Defense and Homeland Security

Including defense contractors, military members and federal employees, the Defense and Homeland Security sector employs more than 38,000 Utahns. Hill Air Force Base (HAFB) is the largest single-site employer, with almost 23,500 employees working on the base every day, and is a hotbed for the local industries’ accomplishments.

"Because of the diverse technologies and activities that are required for Hill to accomplish its missions, there are many opportunities for innovative small companies and entrepreneurs to support Hill AFB,” says Marshall Wright, business development director at GOED, who assists with the defense and aerospace clusters. “Hill is very proactive in providing outreach seminars to reach the local entrepreneurs and small business community so that they can avail themselves of the various contracting opportunities." 

HAFB has been designated as a preferred base to house and maintain the F-35 Joint Strike Fighter, and it was selected as the logistics support activity for the Air Force’s Predator aircraft. Also, HAFB was awarded 350 additional software and engineering support positions.

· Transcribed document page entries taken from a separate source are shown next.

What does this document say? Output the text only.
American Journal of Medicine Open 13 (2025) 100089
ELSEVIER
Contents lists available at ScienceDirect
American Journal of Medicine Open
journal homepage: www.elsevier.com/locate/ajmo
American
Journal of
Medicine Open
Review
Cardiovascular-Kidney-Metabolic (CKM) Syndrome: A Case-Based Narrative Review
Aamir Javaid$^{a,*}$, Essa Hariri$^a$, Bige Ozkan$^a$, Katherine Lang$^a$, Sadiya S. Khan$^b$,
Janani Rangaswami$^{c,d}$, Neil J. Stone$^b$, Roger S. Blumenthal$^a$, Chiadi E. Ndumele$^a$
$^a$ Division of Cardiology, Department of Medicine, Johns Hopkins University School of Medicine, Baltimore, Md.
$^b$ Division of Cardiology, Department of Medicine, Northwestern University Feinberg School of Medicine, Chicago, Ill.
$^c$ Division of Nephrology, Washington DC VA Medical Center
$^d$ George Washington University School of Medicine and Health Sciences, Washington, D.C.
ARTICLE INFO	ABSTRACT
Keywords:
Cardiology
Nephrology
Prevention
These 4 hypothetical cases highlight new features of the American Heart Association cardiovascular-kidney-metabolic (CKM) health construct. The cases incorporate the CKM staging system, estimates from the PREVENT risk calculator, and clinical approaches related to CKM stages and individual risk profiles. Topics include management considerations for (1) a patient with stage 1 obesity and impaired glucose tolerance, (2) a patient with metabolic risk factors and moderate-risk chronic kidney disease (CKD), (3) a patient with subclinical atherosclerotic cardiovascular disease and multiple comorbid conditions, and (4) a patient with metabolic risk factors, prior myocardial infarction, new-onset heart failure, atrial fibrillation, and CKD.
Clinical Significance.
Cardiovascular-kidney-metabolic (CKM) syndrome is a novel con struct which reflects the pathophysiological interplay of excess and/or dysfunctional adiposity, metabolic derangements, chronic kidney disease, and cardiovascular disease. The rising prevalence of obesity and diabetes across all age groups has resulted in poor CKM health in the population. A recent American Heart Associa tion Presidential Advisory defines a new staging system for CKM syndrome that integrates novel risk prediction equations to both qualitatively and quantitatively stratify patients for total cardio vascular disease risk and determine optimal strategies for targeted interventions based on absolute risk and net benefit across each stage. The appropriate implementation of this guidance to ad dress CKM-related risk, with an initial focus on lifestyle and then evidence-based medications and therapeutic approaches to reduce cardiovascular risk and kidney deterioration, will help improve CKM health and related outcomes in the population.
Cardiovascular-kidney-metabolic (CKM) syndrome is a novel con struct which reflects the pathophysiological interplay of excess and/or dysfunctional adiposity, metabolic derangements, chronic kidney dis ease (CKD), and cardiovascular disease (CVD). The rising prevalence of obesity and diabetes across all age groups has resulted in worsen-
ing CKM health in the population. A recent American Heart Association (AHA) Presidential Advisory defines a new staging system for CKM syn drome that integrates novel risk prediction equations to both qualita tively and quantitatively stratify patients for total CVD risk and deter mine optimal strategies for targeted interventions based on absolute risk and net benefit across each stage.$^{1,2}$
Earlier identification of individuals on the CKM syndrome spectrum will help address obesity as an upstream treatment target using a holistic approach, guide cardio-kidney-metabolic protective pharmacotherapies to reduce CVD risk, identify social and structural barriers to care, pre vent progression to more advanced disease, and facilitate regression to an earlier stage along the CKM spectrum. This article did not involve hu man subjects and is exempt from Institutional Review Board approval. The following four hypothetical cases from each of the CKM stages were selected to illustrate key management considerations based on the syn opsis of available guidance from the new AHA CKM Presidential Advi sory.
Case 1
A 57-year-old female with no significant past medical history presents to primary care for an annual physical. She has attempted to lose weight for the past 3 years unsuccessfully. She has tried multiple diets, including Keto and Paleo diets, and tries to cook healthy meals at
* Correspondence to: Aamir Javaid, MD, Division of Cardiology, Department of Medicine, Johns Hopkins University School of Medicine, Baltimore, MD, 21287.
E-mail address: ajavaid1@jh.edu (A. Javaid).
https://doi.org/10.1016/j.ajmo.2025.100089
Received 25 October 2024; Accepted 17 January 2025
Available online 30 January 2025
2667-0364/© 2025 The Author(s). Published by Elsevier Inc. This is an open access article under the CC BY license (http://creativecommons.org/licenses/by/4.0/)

The industry cluster also includes aircraft and missile maintenance, electronics and communications, autonomous systems, smart sensors and chemical/biological detection. Leading companies in the cluster include ATK, Northrop Grumman, Lockheed Martin, The Boeing Company, Raytheon, Booz Allen Hamilton, L-3 Communications and SAIC. 

A huge growth area for the state, though, is unmanned systems. HAFB recently gained recognition as the nation’s premier site to establish operations for unmanned systems’ development and evaluation, and the U.S. Army chose Dugway Proving Ground to locate its Rapid Integration and Acceptance Center (RIAC), which generated 200 new jobs. “More could be hired as some of the major unmanned aerial systems contractors locate divisions of their companies here to Utah to be close to and support the RIAC facility,” says Wright. “It’s a gift that keeps giving; what we’re going to see is more of the companies supporting RIAC locating in Tooele.”